When selling your business, advance planning and strategic action can make a big difference toward helping you obtain the maximum value for your firm. The sooner you begin your preparation, the better.
Here is some practical advice that I have learned throughout my career leading the purchases and sales of middle-market businesses in South Florida and around the country. These tips are not only helpful if you’re planning to sell — they’re also generally good business practice.
• Hire an effective public relations firm. Positive news coverage in credible, top-tier media outlets that reach current and potential customers as well as buyers can be invaluable in terms of elevating firm and brand awareness, securing credibility for your business and even piquing interest from potential buyers. Although directed to enhance the business, raising visibility is important. These days, depending on the nature of your business, social media might be an appropriate tool to leverage as well.
• Get your financial and accounting records in order. It is imperative for you to be able to give potential buyers a clear, accurate snapshot of your historical financial results and condition. Without this, you won’t be able to get as much for your business. You’ll have to do all this paperwork anyway, so the sooner you get your financial house in order, the better. Preparing a budget is helpful too.
• Review agreements with your customers. Do you have long-term contracts that will bring recurring revenues to the purchaser of your business? Do your contracts with customers have special terms, such as requirements that you personally provide service to the accounts or change of control provisions, which may have an impact on the longevity of the contracts when you’re no longer involved with the business? Make sure you review and structure agreements in advance so they will enhance the value of your business and appeal to potential buyers.
• Review your leases. Do you have a long-term lease that new buyers will have to continue, or do you have a short-term lease giving buyers maximum flexibility? This can enhance or decrease the value of the business. I recently worked on a deal in which a long-term lease for excessive space became a roadblock to completing the deal. Sometimes, a long-term lease at favorable rates can enhance the value of a business.

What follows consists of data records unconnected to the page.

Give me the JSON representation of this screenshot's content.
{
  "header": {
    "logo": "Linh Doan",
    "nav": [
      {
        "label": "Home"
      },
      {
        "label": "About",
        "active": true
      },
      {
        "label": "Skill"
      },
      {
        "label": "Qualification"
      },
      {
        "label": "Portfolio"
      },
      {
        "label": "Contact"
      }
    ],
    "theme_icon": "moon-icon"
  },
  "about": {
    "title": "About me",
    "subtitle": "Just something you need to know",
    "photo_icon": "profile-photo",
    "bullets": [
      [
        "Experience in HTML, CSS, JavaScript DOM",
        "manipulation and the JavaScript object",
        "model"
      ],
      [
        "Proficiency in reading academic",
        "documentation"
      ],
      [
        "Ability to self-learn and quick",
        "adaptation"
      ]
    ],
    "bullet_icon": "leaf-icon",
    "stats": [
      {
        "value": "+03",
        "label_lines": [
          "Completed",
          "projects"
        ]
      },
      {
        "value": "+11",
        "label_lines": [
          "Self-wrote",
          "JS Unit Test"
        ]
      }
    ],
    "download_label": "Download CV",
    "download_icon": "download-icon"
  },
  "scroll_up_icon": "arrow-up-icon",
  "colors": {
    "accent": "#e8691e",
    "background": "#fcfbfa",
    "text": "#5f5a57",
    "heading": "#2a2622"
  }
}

• Review agreements with your suppliers. Again, like in No. 4 above, you need to understand whether you’re locked into agreements with suppliers with which the new owner(s) of your business will be required to comply. Depending on price and terms, a long-term supply agreement can be an asset or a liability. If there are any agreements that you don’t consider beneficial to your business, then now would be a good time to try to terminate them or address the issues to avoid turning off potential buyers.
• Review your insurance coverage. Depending on your business, liability coverage and tail coverage might be very important. Consult a good insurance agent to evaluate your existing coverage and file any gaps that might exist.
• Do tax and estate planning. Work with qualified lawyers and accountants who can help ensure you have structured your ownership in the most tax- advantaged way in the event of a sale. Again, the sooner you do this, the better off you’ll be.